At the beginning of the week, JKM remained in the mid-USD 16s/MBtu range amid the resumption of vessel transits through the Strait of Hormuz and subdued spot demand in Northeast Asia.
From 7 July onward, however, it rose sharply as concerns over LNG supply intensified following attacks on an LNG carrier near the Strait of Hormuz and escalating military tensions between the United States and Iran, reaching the mid-USD 18s/MBtu range on 8 July.
It subsequently retreated amid ongoing uncertainty surrounding the Middle East situation, as high inventory levels and limited spot purchasing interest in Japan and South Korea weighed on the market, falling back to the high-USD 17s/MBtu range by 10 July.
METI announced on 8 July that Japan’s LNG inventories for power generation as of 5 July stood at 2.33 million tonnes, up 0.33 million tonnes from the previous week.
Europe – TTF
The European gas price TTF for August delivery rose to USD 16.3/MBtu on 10 July from USD 15.1/MBtu the previous weekend on 3 July.
At the beginning of the week, TTF fell to USD 14.8/MBtu as vessel traffic through the Strait of Hormuz normalised and gas injections into European storage continued at a healthy pace.
It subsequently rebounded as concerns over LNG supply resurfaced following attacks on merchant vessels in the Strait of Hormuz and US retaliatory strikes against Iran.
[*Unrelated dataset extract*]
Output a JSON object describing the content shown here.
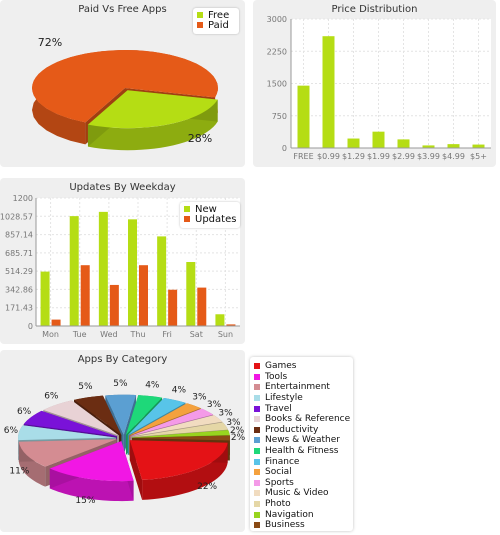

It was further supported by higher temperatures across Europe, which boosted demand, and concerns over a slowdown in storage injections, reaching USD 16.4/MBtu on 8 July.
On 9 July, it rose further to USD 16.8/MBtu as unplanned maintenance reduced Norwegian gas supplies. However, it fell back to USD 16.3/MBtu on 10 July as gas supply recovered and LNG inflows increased.
According to AGSI+, EU-wide underground gas storage was 51.5% full on 10 July, up from 49.7% the previous weekend, 17.0 percentage points below the same period last year and 22.9 percentage points below the five-year average.
United States – Henry Hub
The US gas price Henry Hub for August delivery fell to USD 2.9/MBtu on 10 July from USD 3.2/MBtu the previous weekend on 3 July.
During the first half of the week, Henry Hub rose to USD 3.3/MBtu on 7 July, supported by increased cooling demand driven by above-normal temperatures across the southern and eastern United States.
However, it declined from midweek onward due to downward revisions to temperature forecasts, a larger-than-expected increase in natural gas inventories reported by the EIA on 9 July and expectations of lower feedgas demand following the start of maintenance at Freeport LNG.
Robust dry gas production also weighed on the market, pushing Henry Hub down to the low-USD 2.9/MBtu range on 10 July, its lowest level in about six weeks.
The EIA Weekly Natural Gas Storage Report released on 9 July showed US natural gas inventories as of 3 July at 2,983 Bcf, up 61 Bcf from the previous week, down 0.5% from the same period last year and 6.6% above the five-year average.